In some countries, cyclists are allowed by law to treat stop-sings as revenue signs, and it turns out that the idea is gaining importance.
It was introduced in 1982 and is called Idaho Station after the state first adopted it. The following year, bicycle accidents dropped by 14 percent.
"At a stop sign, a cyclist does not have to come to a complete stop and still has to give in. If nobody else is at the intersection, they do not have to come to a complete standstill, "explains Richard Campbell, Managing Director of B.C. Cycling Coalition.
Ongoing work has shown that cycling in Idaho cities is "much safer" than in other cities, says Campbell. He adds, "It's hard to say how much of that is related to Stop Idaho.
With more bikes and e-bikes on the road every day, it's something that Campbell B.C. Government, to look closely.
"It's something that comes out, and it's certainly not what's going beyond what government demands," Campbell says, adding that there are a number of other initiatives that are more important.

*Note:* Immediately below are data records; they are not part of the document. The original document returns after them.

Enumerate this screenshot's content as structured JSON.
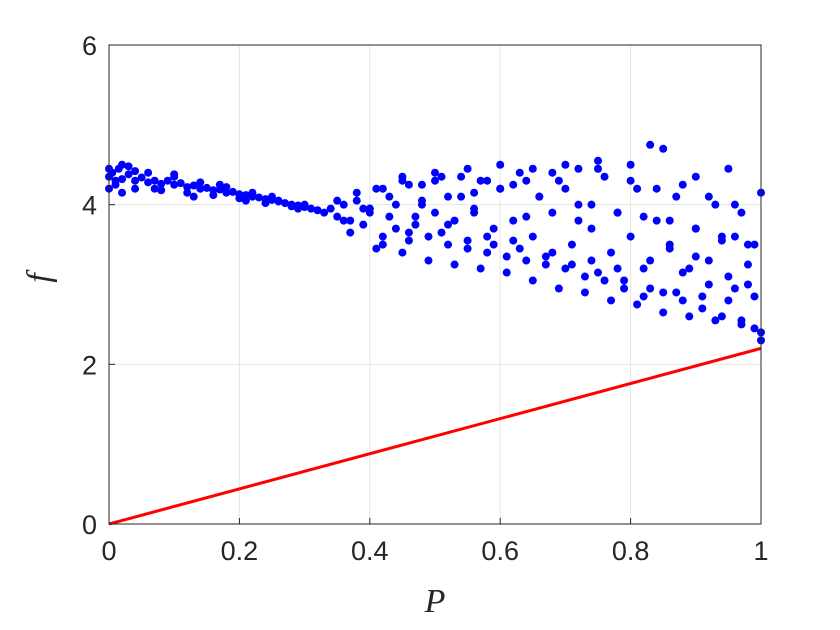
{
  "chart_data": {
    "type": "scatter",
    "xlabel": "P",
    "ylabel": "f",
    "xlim": [
      0,
      1
    ],
    "ylim": [
      0,
      6
    ],
    "x_ticks": [
      0,
      0.2,
      0.4,
      0.6,
      0.8,
      1
    ],
    "x_tick_labels": [
      "0",
      "0.2",
      "0.4",
      "0.6",
      "0.8",
      "1"
    ],
    "y_ticks": [
      0,
      2,
      4,
      6
    ],
    "y_tick_labels": [
      "0",
      "2",
      "4",
      "6"
    ],
    "grid": true,
    "legend": "none",
    "series": [
      {
        "kind": "scatter",
        "color": "#0000ff",
        "x": [
          0.0,
          0.005,
          0.01,
          0.015,
          0.02,
          0.03,
          0.04,
          0.05,
          0.06,
          0.07,
          0.08,
          0.09,
          0.1,
          0.11,
          0.12,
          0.13,
          0.14,
          0.15,
          0.16,
          0.17,
          0.18,
          0.19,
          0.2,
          0.21,
          0.22,
          0.23,
          0.24,
          0.25,
          0.26,
          0.27,
          0.28,
          0.29,
          0.3,
          0.31,
          0.32,
          0.33,
          0.0,
          0.01,
          0.02,
          0.03,
          0.04,
          0.06,
          0.08,
          0.1,
          0.12,
          0.14,
          0.16,
          0.18,
          0.2,
          0.22,
          0.24,
          0.26,
          0.28,
          0.3,
          0.0,
          0.02,
          0.04,
          0.07,
          0.1,
          0.13,
          0.17,
          0.21,
          0.25,
          0.29,
          0.34,
          0.35,
          0.36,
          0.37,
          0.38,
          0.39,
          0.4,
          0.41,
          0.42,
          0.43,
          0.44,
          0.45,
          0.46,
          0.47,
          0.48,
          0.49,
          0.5,
          0.51,
          0.52,
          0.53,
          0.54,
          0.55,
          0.56,
          0.57,
          0.58,
          0.59,
          0.6,
          0.61,
          0.62,
          0.63,
          0.64,
          0.65,
          0.66,
          0.67,
          0.68,
          0.69,
          0.7,
          0.71,
          0.72,
          0.73,
          0.74,
          0.75,
          0.76,
          0.77,
          0.78,
          0.79,
          0.8,
          0.81,
          0.82,
          0.83,
          0.84,
          0.85,
          0.86,
          0.87,
          0.88,
          0.89,
          0.9,
          0.91,
          0.92,
          0.93,
          0.94,
          0.95,
          0.96,
          0.97,
          0.98,
          0.99,
          1.0,
          0.35,
          0.37,
          0.39,
          0.41,
          0.43,
          0.45,
          0.47,
          0.49,
          0.51,
          0.53,
          0.55,
          0.57,
          0.59,
          0.61,
          0.63,
          0.65,
          0.67,
          0.69,
          0.71,
          0.73,
          0.75,
          0.77,
          0.79,
          0.81,
          0.83,
          0.85,
          0.87,
          0.89,
          0.91,
          0.93,
          0.95,
          0.97,
          0.99,
          0.36,
          0.38,
          0.4,
          0.42,
          0.44,
          0.46,
          0.48,
          0.5,
          0.52,
          0.54,
          0.56,
          0.58,
          0.6,
          0.62,
          0.64,
          0.66,
          0.68,
          0.7,
          0.72,
          0.74,
          0.76,
          0.78,
          0.8,
          0.82,
          0.84,
          0.86,
          0.88,
          0.9,
          0.92,
          0.94,
          0.96,
          0.98,
          1.0,
          0.45,
          0.5,
          0.55,
          0.6,
          0.65,
          0.7,
          0.75,
          0.8,
          0.85,
          0.9,
          0.95,
          1.0,
          0.4,
          0.48,
          0.56,
          0.64,
          0.72,
          0.78,
          0.83,
          0.86,
          0.9,
          0.94,
          0.97,
          0.99,
          0.42,
          0.46,
          0.52,
          0.58,
          0.62,
          0.68,
          0.74,
          0.82,
          0.88,
          0.92,
          0.96,
          0.98
        ],
        "y": [
          4.35,
          4.4,
          4.3,
          4.45,
          4.32,
          4.38,
          4.3,
          4.34,
          4.28,
          4.3,
          4.26,
          4.3,
          4.25,
          4.27,
          4.22,
          4.24,
          4.2,
          4.21,
          4.18,
          4.19,
          4.15,
          4.16,
          4.13,
          4.12,
          4.1,
          4.09,
          4.07,
          4.06,
          4.04,
          4.02,
          4.0,
          3.99,
          3.97,
          3.95,
          3.93,
          3.9,
          4.2,
          4.25,
          4.5,
          4.48,
          4.2,
          4.4,
          4.18,
          4.38,
          4.15,
          4.28,
          4.12,
          4.22,
          4.08,
          4.15,
          4.02,
          4.05,
          3.98,
          4.0,
          4.45,
          4.15,
          4.42,
          4.2,
          4.35,
          4.1,
          4.25,
          4.05,
          4.1,
          3.95,
          3.95,
          3.85,
          4.0,
          3.8,
          4.05,
          3.75,
          3.9,
          4.2,
          3.6,
          4.1,
          3.7,
          4.3,
          3.55,
          3.85,
          4.25,
          3.6,
          3.9,
          4.35,
          3.5,
          3.8,
          4.1,
          3.45,
          3.95,
          4.3,
          3.4,
          3.7,
          4.2,
          3.35,
          3.8,
          4.4,
          3.3,
          3.6,
          4.1,
          3.25,
          3.9,
          4.3,
          3.2,
          3.5,
          4.0,
          3.1,
          3.7,
          4.45,
          3.05,
          3.4,
          3.9,
          2.95,
          3.6,
          4.2,
          2.85,
          3.3,
          3.8,
          2.9,
          3.5,
          4.1,
          2.8,
          3.2,
          3.7,
          2.7,
          3.3,
          4.0,
          2.6,
          3.1,
          3.6,
          2.55,
          3.0,
          3.5,
          2.4,
          4.05,
          3.65,
          3.95,
          3.45,
          3.85,
          3.4,
          3.75,
          3.3,
          3.65,
          3.25,
          3.55,
          3.2,
          3.5,
          3.15,
          3.45,
          3.05,
          3.35,
          2.95,
          3.25,
          2.9,
          3.15,
          2.8,
          3.05,
          2.75,
          2.95,
          2.65,
          2.9,
          2.6,
          2.85,
          2.55,
          2.8,
          2.5,
          2.45,
          3.8,
          4.15,
          3.95,
          4.2,
          4.0,
          4.25,
          4.05,
          4.3,
          4.1,
          4.35,
          4.15,
          4.3,
          4.2,
          4.25,
          4.3,
          4.1,
          4.4,
          4.2,
          4.45,
          4.0,
          4.35,
          3.9,
          4.3,
          3.85,
          4.2,
          3.8,
          4.25,
          3.7,
          4.1,
          3.6,
          4.0,
          3.5,
          2.3,
          4.35,
          4.4,
          4.45,
          4.5,
          4.45,
          4.5,
          4.55,
          4.5,
          4.7,
          4.35,
          4.45,
          4.15,
          3.95,
          4.0,
          3.9,
          3.85,
          3.8,
          3.2,
          4.75,
          3.45,
          3.35,
          3.55,
          3.9,
          2.85,
          3.5,
          3.65,
          3.75,
          3.6,
          3.55,
          3.4,
          3.3,
          3.2,
          3.15,
          3.0,
          2.95,
          3.25
        ]
      },
      {
        "kind": "line",
        "color": "#ff0000",
        "x": [
          0,
          1
        ],
        "y": [
          0,
          2.2
        ]
      }
    ]
  }
}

Montreal has a modified version that allows cyclists to bend at stops but not at red lights. In the meantime, Calgary wants to take over the station Idaho.
Due to concerns about the Idaho stop, Campbell believes there are some misunderstandings.
"There is still the demand to give in," he says NEWS 1130.[Drivers] Maybe people will go through a crossroads without giving in, which is neither safe nor legal – nor would it be legal under the Idaho stop – that would just be the usual practice. It really would not have affected anyone negatively. "
He admits that Idaho stops could even help motorists pass faster through a stop-mark junction.
"It really is a win-win situation, and the evidence from Idaho actually makes cycling a bit safer. There is no evidence that it is more dangerous. I'm not sure if people really know what matters, why they are not happy with it. "
A study from Chicago showed that 96 percent of cyclists have not come to a complete halt anyway.
While the topic was raised, Campbell says some of the larger priorities for the B.C. The Cycling Coalition is driving forward investment in sheltered cycle paths and paths.
Meanwhile, the province is developing an active transportation strategy and wants to hear what you think.